Depois que meu pai faleceu, passei a enxergar a vida de uma forma muito diferente. Não somos absolutamente nada neste universo imenso. Coisas materiais existem? Precisamos delas? Sim, precisamos, obviamente. Porém, não podemos fazer delas o epicentro de nossas vidas, ou seja, atropelar pessoas, vidas, sentimentos para tê-las.

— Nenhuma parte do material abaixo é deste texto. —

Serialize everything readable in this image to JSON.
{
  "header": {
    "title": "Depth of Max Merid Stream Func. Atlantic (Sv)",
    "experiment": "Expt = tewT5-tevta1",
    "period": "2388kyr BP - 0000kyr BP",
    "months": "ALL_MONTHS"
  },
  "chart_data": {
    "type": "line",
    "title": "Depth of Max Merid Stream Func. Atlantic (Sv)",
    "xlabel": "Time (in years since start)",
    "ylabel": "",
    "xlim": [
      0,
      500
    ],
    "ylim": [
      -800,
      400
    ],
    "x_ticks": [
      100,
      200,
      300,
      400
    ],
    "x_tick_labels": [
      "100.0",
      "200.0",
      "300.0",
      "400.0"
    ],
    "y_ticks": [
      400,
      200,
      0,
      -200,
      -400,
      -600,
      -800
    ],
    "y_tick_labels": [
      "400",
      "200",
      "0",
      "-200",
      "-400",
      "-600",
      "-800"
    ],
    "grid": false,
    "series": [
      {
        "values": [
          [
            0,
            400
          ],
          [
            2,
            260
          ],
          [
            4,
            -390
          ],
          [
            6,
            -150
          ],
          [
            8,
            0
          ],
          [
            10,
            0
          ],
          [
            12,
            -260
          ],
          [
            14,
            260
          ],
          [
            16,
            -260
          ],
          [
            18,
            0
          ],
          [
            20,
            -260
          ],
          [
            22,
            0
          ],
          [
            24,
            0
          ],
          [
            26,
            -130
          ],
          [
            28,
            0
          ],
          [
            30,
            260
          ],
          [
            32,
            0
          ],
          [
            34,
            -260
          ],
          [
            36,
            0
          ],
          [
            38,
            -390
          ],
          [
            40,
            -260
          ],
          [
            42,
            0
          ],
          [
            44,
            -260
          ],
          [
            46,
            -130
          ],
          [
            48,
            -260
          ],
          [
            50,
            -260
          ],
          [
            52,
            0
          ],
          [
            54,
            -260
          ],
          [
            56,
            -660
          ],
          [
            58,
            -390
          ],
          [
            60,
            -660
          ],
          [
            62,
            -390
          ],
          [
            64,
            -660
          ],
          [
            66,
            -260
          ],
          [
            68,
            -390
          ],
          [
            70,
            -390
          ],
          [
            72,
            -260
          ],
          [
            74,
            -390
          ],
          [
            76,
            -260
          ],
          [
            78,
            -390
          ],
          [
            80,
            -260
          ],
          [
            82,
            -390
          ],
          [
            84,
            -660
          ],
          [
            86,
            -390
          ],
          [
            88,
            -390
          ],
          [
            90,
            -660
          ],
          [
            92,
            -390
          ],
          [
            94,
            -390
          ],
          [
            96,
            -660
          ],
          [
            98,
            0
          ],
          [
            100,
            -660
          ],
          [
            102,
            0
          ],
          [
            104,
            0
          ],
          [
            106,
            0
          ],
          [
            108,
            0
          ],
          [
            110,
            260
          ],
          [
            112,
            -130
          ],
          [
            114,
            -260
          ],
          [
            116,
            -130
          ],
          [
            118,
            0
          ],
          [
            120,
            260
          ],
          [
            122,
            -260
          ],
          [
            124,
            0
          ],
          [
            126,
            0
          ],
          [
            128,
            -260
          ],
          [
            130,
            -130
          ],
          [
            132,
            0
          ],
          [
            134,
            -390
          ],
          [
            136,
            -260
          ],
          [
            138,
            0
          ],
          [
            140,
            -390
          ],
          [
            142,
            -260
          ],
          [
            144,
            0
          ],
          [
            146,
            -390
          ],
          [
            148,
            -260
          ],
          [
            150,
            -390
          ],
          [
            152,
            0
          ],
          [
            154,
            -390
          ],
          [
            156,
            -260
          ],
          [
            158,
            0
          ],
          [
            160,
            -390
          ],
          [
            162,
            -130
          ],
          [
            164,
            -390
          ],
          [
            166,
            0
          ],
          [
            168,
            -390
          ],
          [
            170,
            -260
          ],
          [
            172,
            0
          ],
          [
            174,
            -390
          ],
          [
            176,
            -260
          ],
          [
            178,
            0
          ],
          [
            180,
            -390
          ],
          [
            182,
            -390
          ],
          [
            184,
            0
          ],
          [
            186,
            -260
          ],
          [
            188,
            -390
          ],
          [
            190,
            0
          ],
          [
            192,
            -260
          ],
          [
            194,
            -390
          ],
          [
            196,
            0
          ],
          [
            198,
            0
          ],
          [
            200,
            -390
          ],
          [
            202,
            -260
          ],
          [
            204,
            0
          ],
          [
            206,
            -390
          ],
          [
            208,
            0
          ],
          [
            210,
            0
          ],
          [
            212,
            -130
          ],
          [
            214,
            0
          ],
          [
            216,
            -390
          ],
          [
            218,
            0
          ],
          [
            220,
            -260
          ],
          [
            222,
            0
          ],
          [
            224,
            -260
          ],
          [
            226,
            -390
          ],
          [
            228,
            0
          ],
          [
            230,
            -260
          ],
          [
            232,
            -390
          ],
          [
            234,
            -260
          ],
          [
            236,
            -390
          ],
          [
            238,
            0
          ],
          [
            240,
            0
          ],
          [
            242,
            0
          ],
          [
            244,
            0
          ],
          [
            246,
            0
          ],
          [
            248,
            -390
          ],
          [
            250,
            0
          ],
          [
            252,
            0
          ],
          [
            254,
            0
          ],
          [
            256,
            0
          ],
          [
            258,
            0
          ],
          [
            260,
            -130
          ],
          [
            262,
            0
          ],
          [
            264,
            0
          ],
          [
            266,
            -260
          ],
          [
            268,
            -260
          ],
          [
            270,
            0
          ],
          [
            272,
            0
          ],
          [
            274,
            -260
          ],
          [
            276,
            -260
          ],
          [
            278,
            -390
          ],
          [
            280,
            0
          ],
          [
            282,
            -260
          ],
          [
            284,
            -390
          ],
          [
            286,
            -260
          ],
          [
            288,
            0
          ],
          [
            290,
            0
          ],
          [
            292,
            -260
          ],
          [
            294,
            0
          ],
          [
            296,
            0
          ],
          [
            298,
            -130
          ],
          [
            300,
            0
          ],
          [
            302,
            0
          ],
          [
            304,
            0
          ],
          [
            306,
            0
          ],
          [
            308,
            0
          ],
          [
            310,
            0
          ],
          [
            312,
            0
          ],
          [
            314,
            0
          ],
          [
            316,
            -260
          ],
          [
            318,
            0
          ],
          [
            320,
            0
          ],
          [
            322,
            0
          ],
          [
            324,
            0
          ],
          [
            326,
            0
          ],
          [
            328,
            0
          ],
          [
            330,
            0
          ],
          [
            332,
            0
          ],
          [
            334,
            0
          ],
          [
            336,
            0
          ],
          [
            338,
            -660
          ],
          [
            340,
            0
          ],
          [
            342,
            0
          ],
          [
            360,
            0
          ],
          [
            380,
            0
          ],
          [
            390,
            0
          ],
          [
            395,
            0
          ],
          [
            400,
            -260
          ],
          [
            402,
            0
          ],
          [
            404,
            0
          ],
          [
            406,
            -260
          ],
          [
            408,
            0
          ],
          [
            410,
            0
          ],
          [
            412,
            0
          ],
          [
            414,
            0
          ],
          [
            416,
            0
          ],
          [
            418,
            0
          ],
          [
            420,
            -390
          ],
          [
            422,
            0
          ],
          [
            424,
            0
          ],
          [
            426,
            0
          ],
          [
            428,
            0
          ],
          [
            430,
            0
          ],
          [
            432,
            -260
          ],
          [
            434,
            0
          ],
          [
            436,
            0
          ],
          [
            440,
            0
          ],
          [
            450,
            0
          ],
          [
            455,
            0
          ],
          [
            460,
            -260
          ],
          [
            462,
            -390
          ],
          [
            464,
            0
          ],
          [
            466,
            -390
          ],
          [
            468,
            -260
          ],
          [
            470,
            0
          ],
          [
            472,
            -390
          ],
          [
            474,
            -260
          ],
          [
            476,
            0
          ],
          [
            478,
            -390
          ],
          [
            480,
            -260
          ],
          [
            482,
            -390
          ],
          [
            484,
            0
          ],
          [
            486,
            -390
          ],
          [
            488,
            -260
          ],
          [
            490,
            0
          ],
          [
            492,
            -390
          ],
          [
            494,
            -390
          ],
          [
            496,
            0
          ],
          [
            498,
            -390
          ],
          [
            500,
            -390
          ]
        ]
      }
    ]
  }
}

Empatia, a capacidade de se colocar no lugar do outro, de sentir o outro. Isso falta muito. Em momentos de vulnerabilidade, como esse da morte de meu pai, algo que causou imensa dor em meu coração, há pessoas completamente insensíveis à situação e tentam se aproveitar de todo o contexto. Nem preciso dizer que isso traz muito sofrimento.

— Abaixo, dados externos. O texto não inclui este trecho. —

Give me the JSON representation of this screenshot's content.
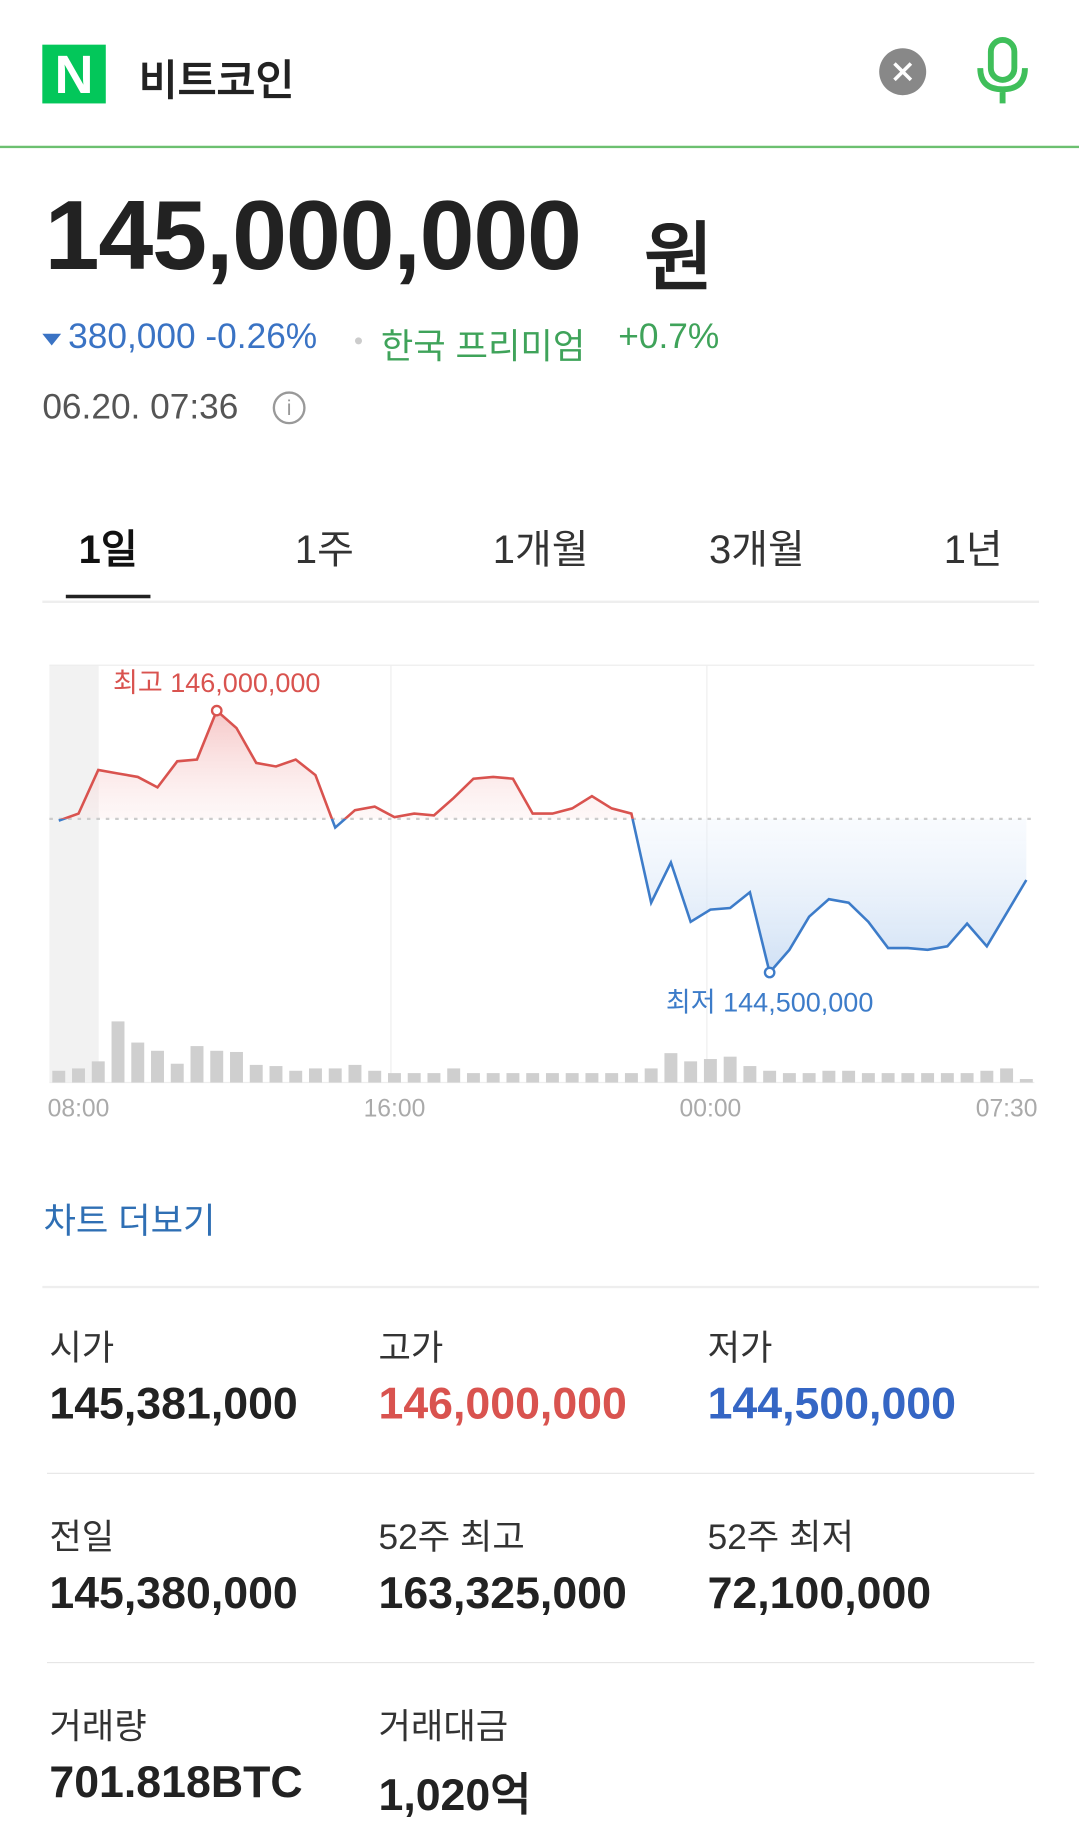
{
  "header": {
    "logo": "N",
    "query": "비트코인"
  },
  "price": {
    "value": "145,000,000",
    "unit": "원",
    "change": "380,000 -0.26%",
    "premium_label": "한국 프리미엄",
    "premium": "+0.7%",
    "timestamp": "06.20. 07:36"
  },
  "tabs": [
    "1일",
    "1주",
    "1개월",
    "3개월",
    "1년"
  ],
  "chart_data": {
    "type": "line",
    "categories": [
      null,
      "08:00",
      null,
      null,
      null,
      null,
      null,
      null,
      null,
      null,
      null,
      null,
      null,
      null,
      null,
      null,
      null,
      "16:00",
      null,
      null,
      null,
      null,
      null,
      null,
      null,
      null,
      null,
      null,
      null,
      null,
      null,
      null,
      null,
      "00:00",
      null,
      null,
      null,
      null,
      null,
      null,
      null,
      null,
      null,
      null,
      null,
      null,
      null,
      null,
      "07:30",
      null
    ],
    "values": [
      145370000,
      145410000,
      145660000,
      145640000,
      145620000,
      145560000,
      145710000,
      145720000,
      146000000,
      145900000,
      145700000,
      145680000,
      145720000,
      145630000,
      145330000,
      145430000,
      145450000,
      145390000,
      145410000,
      145400000,
      145500000,
      145610000,
      145620000,
      145610000,
      145410000,
      145410000,
      145440000,
      145510000,
      145440000,
      145410000,
      144900000,
      145130000,
      144790000,
      144860000,
      144870000,
      144960000,
      144500000,
      144630000,
      144820000,
      144920000,
      144900000,
      144790000,
      144640000,
      144640000,
      144630000,
      144650000,
      144780000,
      144650000,
      144840000,
      145030000
    ],
    "volume": [
      10,
      12,
      18,
      52,
      34,
      27,
      16,
      31,
      27,
      26,
      15,
      14,
      10,
      12,
      12,
      15,
      10,
      8,
      8,
      8,
      12,
      8,
      8,
      8,
      8,
      8,
      8,
      8,
      8,
      8,
      12,
      25,
      18,
      20,
      22,
      14,
      10,
      8,
      8,
      10,
      10,
      8,
      8,
      8,
      8,
      8,
      8,
      10,
      12,
      3
    ],
    "ylim": [
      144200000,
      146300000
    ],
    "volume_lim": [
      0,
      60
    ],
    "baseline": 145380000,
    "color_up": "#d9534f",
    "color_down": "#3d7cc9",
    "high_label": "최고 146,000,000",
    "low_label": "최저 144,500,000"
  },
  "more_link": "차트 더보기",
  "stats": [
    {
      "label": "시가",
      "value": "145,381,000"
    },
    {
      "label": "고가",
      "value": "146,000,000"
    },
    {
      "label": "저가",
      "value": "144,500,000"
    },
    {
      "label": "전일",
      "value": "145,380,000"
    },
    {
      "label": "52주 최고",
      "value": "163,325,000"
    },
    {
      "label": "52주 최저",
      "value": "72,100,000"
    },
    {
      "label": "거래량",
      "value": "701.818BTC"
    },
    {
      "label": "거래대금",
      "value": "1,020억"
    }
  ]
}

Tentar tirar proveito de uma pessoa que tem limitação física, dores crônicas, idade e que está emocionalmente fragilizada pela morte do marido foi a coisa mais terrível que vi e vivenciei. Virar os filhos contra a própria mãe e vice versa, causar mais dores numa família já constituída de relações enfraquecidas, fingir-se boazinha e preocupada com o objetivo de roubar bens materiais foi a coisa mais escrota que já senti nessa vida. É enojante saber que existem pessoas que se rebaixam a esse nível.

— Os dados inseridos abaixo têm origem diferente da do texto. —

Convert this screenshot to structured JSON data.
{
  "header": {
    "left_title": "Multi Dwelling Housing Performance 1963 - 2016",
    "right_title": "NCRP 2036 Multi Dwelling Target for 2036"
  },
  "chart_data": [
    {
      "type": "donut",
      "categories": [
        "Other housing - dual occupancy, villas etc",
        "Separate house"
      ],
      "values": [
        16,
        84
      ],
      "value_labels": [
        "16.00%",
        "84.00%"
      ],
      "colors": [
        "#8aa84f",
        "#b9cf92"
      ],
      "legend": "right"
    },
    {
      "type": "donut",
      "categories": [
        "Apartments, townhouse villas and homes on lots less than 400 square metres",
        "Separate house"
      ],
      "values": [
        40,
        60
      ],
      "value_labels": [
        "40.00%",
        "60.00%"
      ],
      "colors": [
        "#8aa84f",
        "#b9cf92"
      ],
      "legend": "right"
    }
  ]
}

Há falta de empatia também em brincadeiras daquele tipo que um lado só ri, ainda mais num momento como esse. Fazem apenas 9 meses que meu pai se foi. A sensação de vazio ainda é enorme, a vida NUNCA mais vai ser como era. Fazer piadas que te machucam num momento assim é tão doloroso que nem tenho palavras para expressar a angústia e a tristeza que já senti. Estou vivendo momentos de mudanças avassaladoras, estou sensível e muitas pessoas não têm compaixão, nem mesmo alguns que se diziam "amigos".
Acho que já passei do estágio da decepção e a palavra que mais faz sentido para mim no momento é a apatia. Sim, estou apática diante de muitos fatos: desde o (ex) namorado que some do nada e retorna depois de meses querendo reatar (e a resposta claramente é não) até o "amigo" que discute com você e decide sumir da sua vida para sempre, ou daquele que faz terror psicológico com brincadeiras extremamente desagradáveis que te fazem sofrer. Um namorado que gosta de você não vai sumir do nada; um amigo de verdade não vai desaparecer e te excluir; tampouco vai ficar zombando de você nos momentos de dor.
Apatia seria o calejamento dos sentimentos ruins na sua alma? Seria uma forma de mascarar a dor? Sinto-me insensível, muitas vezes, sem vontade de chorar diante de situações que no passado faziam com que eu derramasse lágrimas.
Desejo ficar na minha, me trancar no meu mundo, não sei se voltarei a ser a pessoa que eu era antes; não sei se voltarei a tocar e a gostar de música o tanto que já gostei, pois me sufocaram tanto ao longo dos anos que sinto apatia diante disso também; não sei se abrirei a mente para novos relacionamentos, não faço ideia; só sei que quero minha saúde intacta e desejo que isso se realize, que na próxima postagem eu consiga falar com alívio a respeito disso.
Sei também que o ser humano é mau e que ele é capaz de passar por cima de tudo para exaltar os desejos maléficos e materiais que ele tem, como desrespeitar, desmoralizar, destruir, machucar e até mesmo ceifar uma vida. A única coisa que tenho certeza diante dessa vida é a de que eu não quero fazer parte desse time do mal.
Isso nunca.
Um viva aos animais: são as criaturas mais evoluídas do mundo e nós, seres humanos, que precisamos chegar ao grau de evolução deles, nunca o contrário.